While the GDA and GUSA have been working to convince the administration that these problems are widespread, the ARC, which provides academic support for students on campus, has been working to adjust to an online learning environment and assist students in need.
“The Academic Resource Center (ARC) has adapted to a virtual environment since the shift to online learning in March, and we are working extensively with faculty and CNDLS (Center for New Designs in Learning and Scholarship) to ensure both that students can be supported with their accommodations, and that faculty have the resources they need to build those accommodations directly into their classroom environments,”. Joseph Fisher, the executive director of the ARC, wrote in an email to the Voice.
While the ARC has adapted, they had to do so quickly and under intense circumstances. According to DeRamo, the ARC has been left understaffed after the hiring freeze announced by University President John DeGioia left multiple vacant positions. One in eight Georgetown students is registered with the ARC, according to a post on the GDA’s Facebook page.
“The ARC is the one single institution within our university that really has the power to help keep these academic accommodations up and running,” DeRamo said. “We were all thrown into this and we’re trying to figure it out. The ARC had the added struggle of really having to figure out literally hundreds of student’s accommodations overnight.”
DeRamo had nothing but praise for Fisher and his commitment to helping students. “He is leading a resource center that is, understaffed, under-resourced, and put under a ton of pressure, yet he is still just doing everything he can to try to prioritize accommodations,” DeRamo said. “Yet there are just some institutional barriers that are making these pushes for accessibility so incredibly difficult.”
The institutional barriers are ones that DeRamo thinks the Accessibility Policy Team’s work can help ease. The team has worked throughout the summer to address accommodation and accessibility issues and communicate information to the student body.

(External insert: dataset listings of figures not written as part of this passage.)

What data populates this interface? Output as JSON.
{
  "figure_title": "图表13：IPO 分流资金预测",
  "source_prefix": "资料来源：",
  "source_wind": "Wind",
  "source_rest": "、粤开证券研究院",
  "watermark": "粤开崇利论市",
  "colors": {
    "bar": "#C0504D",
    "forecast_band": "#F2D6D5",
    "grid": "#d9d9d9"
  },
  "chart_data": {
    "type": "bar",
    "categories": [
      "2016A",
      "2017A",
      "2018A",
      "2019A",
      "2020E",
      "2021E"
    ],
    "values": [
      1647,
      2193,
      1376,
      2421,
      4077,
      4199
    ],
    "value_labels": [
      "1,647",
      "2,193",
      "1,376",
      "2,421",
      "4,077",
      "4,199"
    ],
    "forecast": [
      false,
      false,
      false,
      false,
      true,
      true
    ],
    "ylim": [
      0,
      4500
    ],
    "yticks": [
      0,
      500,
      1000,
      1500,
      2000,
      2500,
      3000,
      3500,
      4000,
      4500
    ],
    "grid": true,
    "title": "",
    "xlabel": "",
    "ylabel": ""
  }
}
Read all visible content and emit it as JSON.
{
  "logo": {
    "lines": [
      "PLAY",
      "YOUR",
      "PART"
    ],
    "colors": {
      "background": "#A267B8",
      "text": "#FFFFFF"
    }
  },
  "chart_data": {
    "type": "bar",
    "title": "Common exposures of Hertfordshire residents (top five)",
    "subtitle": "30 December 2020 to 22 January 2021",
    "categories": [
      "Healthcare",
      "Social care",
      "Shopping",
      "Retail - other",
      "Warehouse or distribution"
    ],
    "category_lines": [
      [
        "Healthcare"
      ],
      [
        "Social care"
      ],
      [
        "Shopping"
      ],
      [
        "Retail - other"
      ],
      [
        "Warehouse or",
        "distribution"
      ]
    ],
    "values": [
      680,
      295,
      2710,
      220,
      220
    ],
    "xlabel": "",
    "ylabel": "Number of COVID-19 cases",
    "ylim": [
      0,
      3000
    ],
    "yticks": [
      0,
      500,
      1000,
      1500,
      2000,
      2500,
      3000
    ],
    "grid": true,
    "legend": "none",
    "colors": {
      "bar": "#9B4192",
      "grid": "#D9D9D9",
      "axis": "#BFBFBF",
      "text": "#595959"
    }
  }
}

DeRamo hopes that the team can assist the ARC just as it has assisted the students.
“Hopefully moving forward, we can work a little bit on encouraging the university to give more resources to the ARC,” DeRamo said.
To DeRamo, these calls for accommodations and holding faculty accountable get at the core issue of the problem, which is that many professors do not understand the need for accommodations.

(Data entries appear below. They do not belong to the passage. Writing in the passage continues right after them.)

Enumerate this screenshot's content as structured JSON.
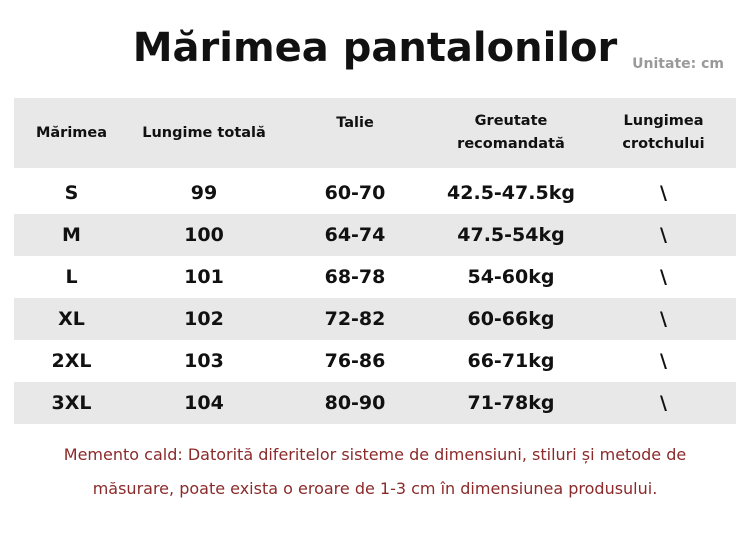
{
  "title": "Mărimea pantalonilor",
  "unit": "Unitate: cm",
  "table": {
    "headers": [
      "Mărimea",
      "Lungime totală",
      "Talie",
      "Greutate recomandată",
      "Lungimea crotchului"
    ],
    "rows": [
      [
        "S",
        "99",
        "60-70",
        "42.5-47.5kg",
        "\\"
      ],
      [
        "M",
        "100",
        "64-74",
        "47.5-54kg",
        "\\"
      ],
      [
        "L",
        "101",
        "68-78",
        "54-60kg",
        "\\"
      ],
      [
        "XL",
        "102",
        "72-82",
        "60-66kg",
        "\\"
      ],
      [
        "2XL",
        "103",
        "76-86",
        "66-71kg",
        "\\"
      ],
      [
        "3XL",
        "104",
        "80-90",
        "71-78kg",
        "\\"
      ]
    ]
  },
  "note": {
    "line1": "Memento cald: Datorită diferitelor sisteme de dimensiuni, stiluri și metode de",
    "line2": "măsurare, poate exista o eroare de 1-3 cm în dimensiunea produsului."
  },
  "colors": {
    "header_background": "#e8e8e8",
    "stripe_background": "#e8e8e8",
    "note_text": "#8b2a2a",
    "unit_text": "#9a9a9a"
  }
}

“I think, especially a lot of faculty that are failing to uphold accommodations, and the admin that do not think it’s an issue, are of the same mentality and that is that the academic accommodations are something extra, when in reality, they are not. Having additional time on a test is not extra time on a test. It is so the student has equal access to the test,” he said.

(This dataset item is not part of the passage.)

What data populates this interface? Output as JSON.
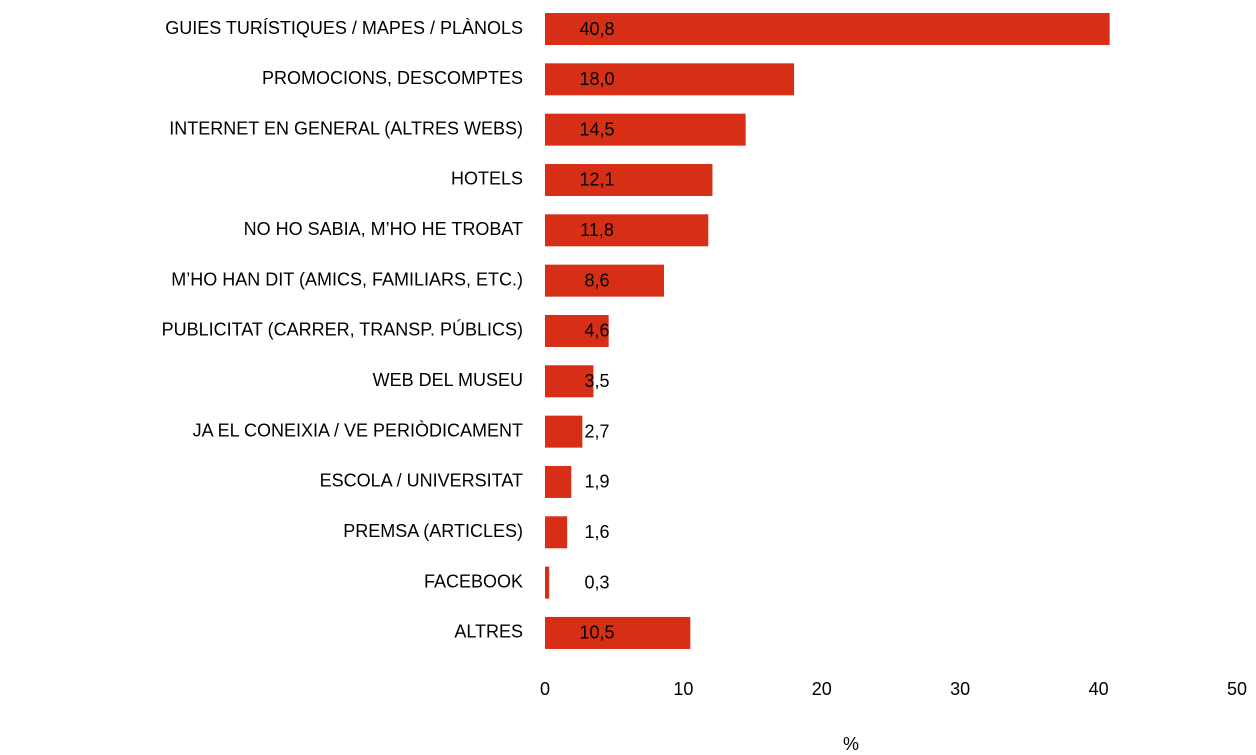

According to DeRamo, concerns about accessibility and disability are consistently being forgotten. With the help of advocacy from the GDA and GUSA, accommodation concerns are being brought into the larger conversations about online education and accessibility.
“This isn’t something that’s talked about very frequently. But it is something that is so incredibly important,” DeRamo said.
“We need to be educating each other and ourselves about how we can be making our campus more accessible and more welcoming to students with disabilities.”